INDIANAPOLIS (WPTA21) — A bill making its way through the Indiana legislative process aims at changing the limitations on finance charges on small loans.
Senate Bill 104 would prohibit making a small loan with a greater rate or amount of interest than allowed under a state statute.
The Federal Trade Commission said many consumers in need of quick cash turn to payday loans, short-term, high-interest loans generally due on the consumer’s next payday.
The FTC said in these types of loans, a borrower writes a personal check for the amount the person wants to borrow, plus the fee they need to pay for borrowing.
The loan is due on the next payday. The FTC said the fees on the loans can be a percentage of the face value of the check or based on increments of money borrowed.
These can get expensive. The FTC gave an example of a $100 loan for two weeks. The borrower writes a check for $115, which the lender holds. When the bill comes due, the borrow either pays the $115 or rolls over the loan for an additional $15 charge.
The FTC said this would make the cost of the initial $100 loan is a $15 finance charge and an annual percentage rate of 391 percent.

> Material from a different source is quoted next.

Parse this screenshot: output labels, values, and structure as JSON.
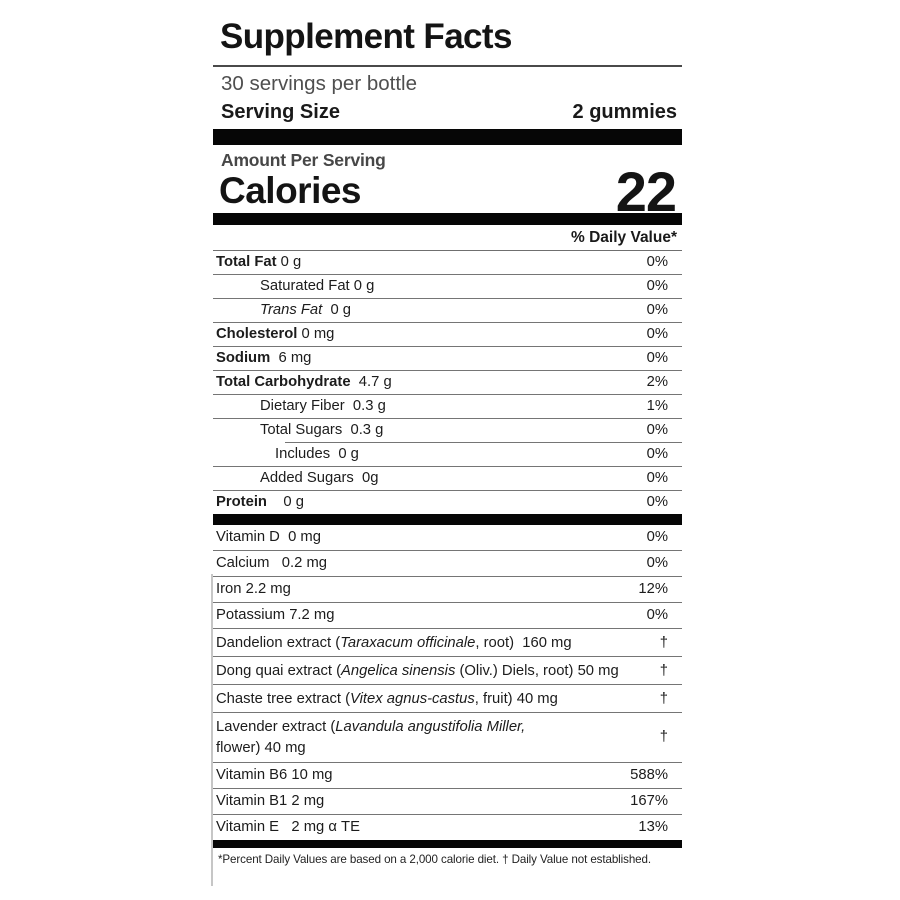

A fiscal note filed Thursday said the bill would change the limitations on finance charges on small loans to an annual rate of 36 percent. Currently, applicants can borrow up to $605 for two weeks at 20 interest. This would add up to an annual rate reaching 391 percent.
The Indiana Institute for Working Families applauded the bill, saying vulnerable families should be protected from these types of loans, which they call predatory.
“It’s very clear that there’s a perverse incentive in this model,” said Erin Macey of the Indiana Institute for Working Families. “Borrowers who will not have enough left over to meet their basic needs make better targets than those who do.”
The 36 percent rate cap is the same passed in 2006 by Congress limiting interest rates for active duty military and their family.
“If it’s good enough for our active army – the people that protect you and keep you from harm’s way day in and day out – it should be good enough to protect citizens,” retired Brigadier General Jim Bauerle of the Military from the Veterans Coalition of Indiana said.
The bill was voted through the Senate Committee on Insurance and Financial Institutions with a 6-2 vote. It will now proceed to the Senate floor.